CHARLOTTE, N.C. — Bank of America on Tuesday reported profit of $3.34 billion for the fourth quarter, an increase from profit of $3.05 billion in the same period a year earlier.
The Charlotte-based bank’s earnings per share of 28 cents beat the 26 cents expected by analysts. Revenue rose to $19.5 billion, from $18.7 billion in the fourth quarter of 2014.
As expected, some one-time items impacted the bank’s results. Those items included a $600 million charge, which Bank of America disclosed last month, associated with it buying back some securities tied to its 2009 acquisition of Merrill Lynch.
Like its peers, Bank of America is paying close attention to its portfolio of loans made to the energy sector, which has been battered by low oil prices.
In the fourth quarter, Bank of America increased the money it sets aside for potential loan losses to $810 million, about four times the level from a year ago. Bank of America said the increase was partly because of its exposure to the energy sector. During the quarter, the bank also reported an increase in energy loans it has given up collecting on.
“We’re very focused on energy, given the volatility in oil prices,” Chief Financial Officer Paul Donofrio said. “We are looking at every loan, all the time, loan by loan.”

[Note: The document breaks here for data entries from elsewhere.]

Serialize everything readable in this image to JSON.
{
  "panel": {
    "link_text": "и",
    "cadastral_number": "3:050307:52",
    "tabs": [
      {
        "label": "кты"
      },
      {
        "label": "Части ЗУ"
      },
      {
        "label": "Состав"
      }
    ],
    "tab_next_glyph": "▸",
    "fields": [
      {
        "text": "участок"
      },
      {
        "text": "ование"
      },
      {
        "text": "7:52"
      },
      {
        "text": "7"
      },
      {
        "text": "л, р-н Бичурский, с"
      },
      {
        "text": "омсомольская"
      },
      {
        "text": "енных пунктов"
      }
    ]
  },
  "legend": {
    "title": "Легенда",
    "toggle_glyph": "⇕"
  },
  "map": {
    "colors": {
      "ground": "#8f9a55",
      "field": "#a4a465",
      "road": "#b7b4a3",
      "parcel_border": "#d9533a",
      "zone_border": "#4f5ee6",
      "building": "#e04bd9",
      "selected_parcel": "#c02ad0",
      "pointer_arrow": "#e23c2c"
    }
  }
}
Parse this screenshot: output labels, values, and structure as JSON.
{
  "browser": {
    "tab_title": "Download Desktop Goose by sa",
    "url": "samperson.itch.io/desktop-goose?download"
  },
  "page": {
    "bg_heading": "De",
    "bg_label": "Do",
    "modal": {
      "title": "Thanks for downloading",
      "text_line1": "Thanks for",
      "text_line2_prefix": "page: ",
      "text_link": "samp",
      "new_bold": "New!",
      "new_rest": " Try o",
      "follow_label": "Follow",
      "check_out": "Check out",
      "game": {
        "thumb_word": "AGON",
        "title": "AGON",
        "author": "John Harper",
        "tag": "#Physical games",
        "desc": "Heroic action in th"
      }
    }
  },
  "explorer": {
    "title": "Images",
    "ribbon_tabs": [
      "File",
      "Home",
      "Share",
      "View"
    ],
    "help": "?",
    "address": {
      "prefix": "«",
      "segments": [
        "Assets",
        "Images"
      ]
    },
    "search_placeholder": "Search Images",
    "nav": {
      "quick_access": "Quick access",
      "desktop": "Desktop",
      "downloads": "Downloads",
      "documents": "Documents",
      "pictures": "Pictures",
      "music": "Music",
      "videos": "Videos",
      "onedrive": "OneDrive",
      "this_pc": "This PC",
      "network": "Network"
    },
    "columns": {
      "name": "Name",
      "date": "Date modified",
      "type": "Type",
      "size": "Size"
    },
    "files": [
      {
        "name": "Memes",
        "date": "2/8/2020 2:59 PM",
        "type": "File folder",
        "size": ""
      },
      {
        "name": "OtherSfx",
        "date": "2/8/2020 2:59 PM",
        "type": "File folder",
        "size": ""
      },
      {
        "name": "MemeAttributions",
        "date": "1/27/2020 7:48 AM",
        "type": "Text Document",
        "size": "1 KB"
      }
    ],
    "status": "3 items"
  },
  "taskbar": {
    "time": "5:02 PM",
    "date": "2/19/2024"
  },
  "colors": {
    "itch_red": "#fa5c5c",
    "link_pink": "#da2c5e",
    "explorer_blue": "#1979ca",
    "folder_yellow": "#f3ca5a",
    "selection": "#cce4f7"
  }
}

Roughly 2 percent of the bank’s loans are tied to the energy sector, he said.
“We feel like we have done an effective job managing this risk,” Donofrio said. “I’m not sending out any red flags.”

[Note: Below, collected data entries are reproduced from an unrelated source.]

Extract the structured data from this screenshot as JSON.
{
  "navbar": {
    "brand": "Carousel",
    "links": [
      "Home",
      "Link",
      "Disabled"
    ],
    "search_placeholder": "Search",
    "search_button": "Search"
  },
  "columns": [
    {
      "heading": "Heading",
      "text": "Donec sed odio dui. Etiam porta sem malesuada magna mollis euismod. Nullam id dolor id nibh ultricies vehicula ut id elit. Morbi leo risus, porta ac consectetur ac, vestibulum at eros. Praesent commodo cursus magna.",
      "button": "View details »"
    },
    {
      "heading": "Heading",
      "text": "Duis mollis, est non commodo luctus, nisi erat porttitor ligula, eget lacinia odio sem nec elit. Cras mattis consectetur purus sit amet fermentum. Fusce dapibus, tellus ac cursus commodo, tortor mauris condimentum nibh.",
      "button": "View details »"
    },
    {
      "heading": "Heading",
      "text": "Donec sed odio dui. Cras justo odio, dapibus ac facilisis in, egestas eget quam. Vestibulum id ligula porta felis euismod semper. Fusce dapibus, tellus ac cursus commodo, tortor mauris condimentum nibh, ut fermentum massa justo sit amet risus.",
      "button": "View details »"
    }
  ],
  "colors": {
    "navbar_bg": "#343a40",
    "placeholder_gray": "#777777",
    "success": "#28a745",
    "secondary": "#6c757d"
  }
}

The bank’s number of employees and branches continue to fall, as CEO Brian Moynihan remains focused on cutting expenses.
Bank of America reported having 213,280 full-time equivalent employees at the end of December, a decline of 10,435 from the same period in 2014. Its branch count is at 4,726, a drop of 129.

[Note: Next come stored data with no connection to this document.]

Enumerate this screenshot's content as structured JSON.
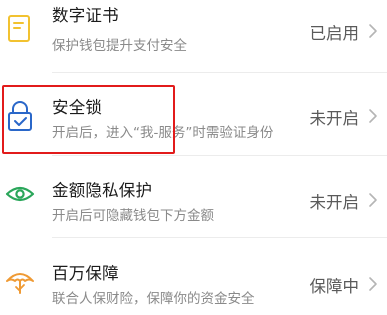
{
  "colors": {
    "cert_icon": "#f2c230",
    "lock_icon": "#2a67c9",
    "privacy_icon": "#2aa65a",
    "insurance_icon": "#ef9a34",
    "annotation_box": "#e21b1b",
    "title_text": "#1b1b1b",
    "subtitle_text": "#8a8a8a",
    "status_text": "#5a5a5a"
  },
  "settings": [
    {
      "icon": "certificate-icon",
      "title": "数字证书",
      "subtitle": "保护钱包提升支付安全",
      "status": "已启用"
    },
    {
      "icon": "lock-icon",
      "title": "安全锁",
      "subtitle": "开启后，进入“我-服务”时需验证身份",
      "status": "未开启"
    },
    {
      "icon": "eye-icon",
      "title": "金额隐私保护",
      "subtitle": "开启后可隐藏钱包下方金额",
      "status": "未开启"
    },
    {
      "icon": "umbrella-icon",
      "title": "百万保障",
      "subtitle": "联合人保财险，保障你的资金安全",
      "status": "保障中"
    }
  ]
}
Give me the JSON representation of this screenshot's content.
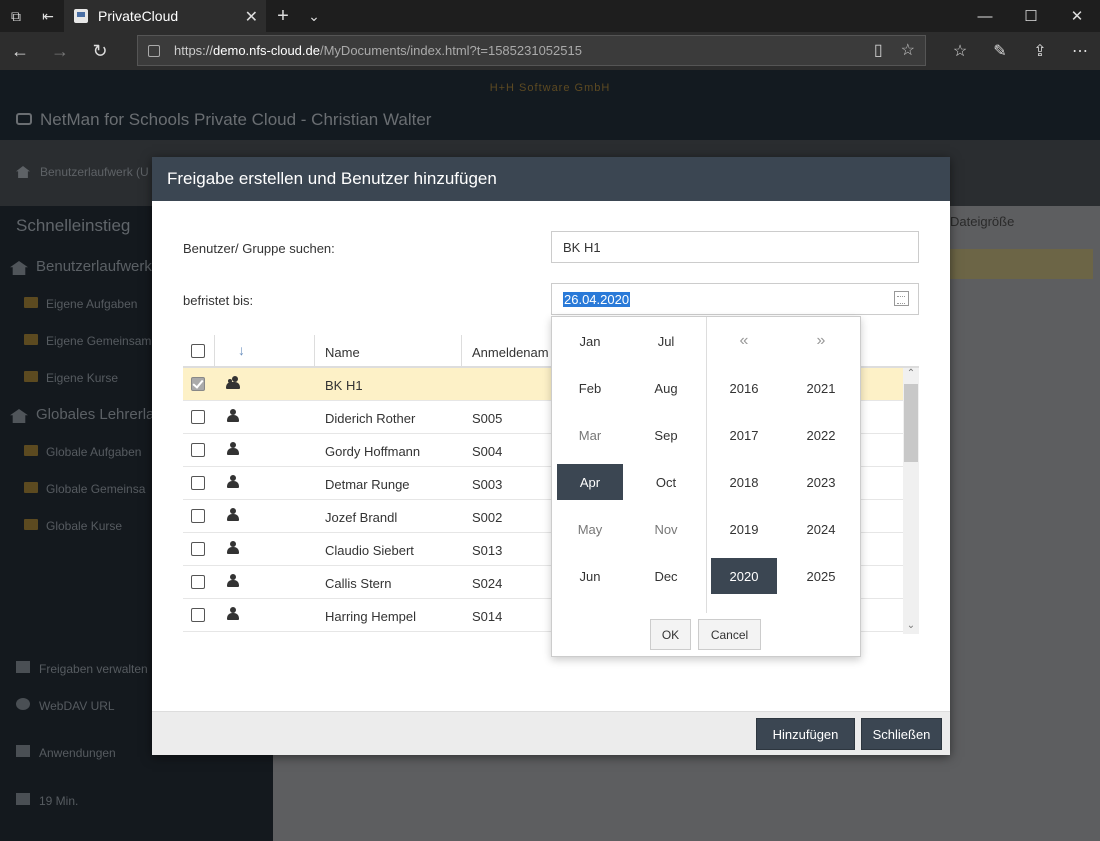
{
  "browser": {
    "tab_title": "PrivateCloud",
    "url_prefix": "https://",
    "url_domain": "demo.nfs-cloud.de",
    "url_path": "/MyDocuments/index.html?t=1585231052515"
  },
  "app": {
    "company": "H+H Software GmbH",
    "title": "NetMan for Schools Private Cloud - Christian Walter",
    "breadcrumb": "Benutzerlaufwerk (U",
    "column_hint": "Dateigröße"
  },
  "sidebar": {
    "title": "Schnelleinstieg",
    "sections": [
      {
        "label": "Benutzerlaufwerk",
        "items": [
          "Eigene Aufgaben",
          "Eigene Gemeinsam",
          "Eigene Kurse"
        ]
      },
      {
        "label": "Globales Lehrerla",
        "items": [
          "Globale Aufgaben",
          "Globale Gemeinsa",
          "Globale Kurse"
        ]
      }
    ],
    "footer": [
      "Freigaben verwalten",
      "WebDAV URL",
      "Anwendungen",
      "19 Min."
    ]
  },
  "modal": {
    "title": "Freigabe erstellen und Benutzer hinzufügen",
    "search_label": "Benutzer/ Gruppe suchen:",
    "search_value": "BK H1",
    "expiry_label": "befristet bis:",
    "expiry_value": "26.04.2020",
    "columns": [
      "Name",
      "Anmeldenam"
    ],
    "rows": [
      {
        "name": "BK H1",
        "login": "",
        "type": "group",
        "checked": true
      },
      {
        "name": "Diderich Rother",
        "login": "S005",
        "type": "user",
        "checked": false
      },
      {
        "name": "Gordy Hoffmann",
        "login": "S004",
        "type": "user",
        "checked": false
      },
      {
        "name": "Detmar Runge",
        "login": "S003",
        "type": "user",
        "checked": false
      },
      {
        "name": "Jozef Brandl",
        "login": "S002",
        "type": "user",
        "checked": false
      },
      {
        "name": "Claudio Siebert",
        "login": "S013",
        "type": "user",
        "checked": false
      },
      {
        "name": "Callis Stern",
        "login": "S024",
        "type": "user",
        "checked": false
      },
      {
        "name": "Harring Hempel",
        "login": "S014",
        "type": "user",
        "checked": false
      }
    ],
    "add_button": "Hinzufügen",
    "close_button": "Schließen"
  },
  "picker": {
    "months": [
      "Jan",
      "Jul",
      "Feb",
      "Aug",
      "Mar",
      "Sep",
      "Apr",
      "Oct",
      "May",
      "Nov",
      "Jun",
      "Dec"
    ],
    "selected_month": "Apr",
    "prev": "«",
    "next": "»",
    "years": [
      "2016",
      "2021",
      "2017",
      "2022",
      "2018",
      "2023",
      "2019",
      "2024",
      "2020",
      "2025"
    ],
    "selected_year": "2020",
    "ok": "OK",
    "cancel": "Cancel"
  }
}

A year ago, Bank of America reported a lower-than-expected fourth-quarter profit as its mortgage and trading businesses slumped.
Bank of America is the last of the four largest U.S. banks to report fourth-quarter results. Citigroup, JPMorgan Chase & Co. and Wells Fargo released their results last week.
San Francisco-based Wells Fargo, which has its largest employment hub in Charlotte, reported net income of $5.7 billion, flat from a year ago.
New York-based JPMorgan Chase posted net income of $5.4 billion, up 10 percent.
New York-based Citigroup reported net income of $3.34 billion, up from $344 million.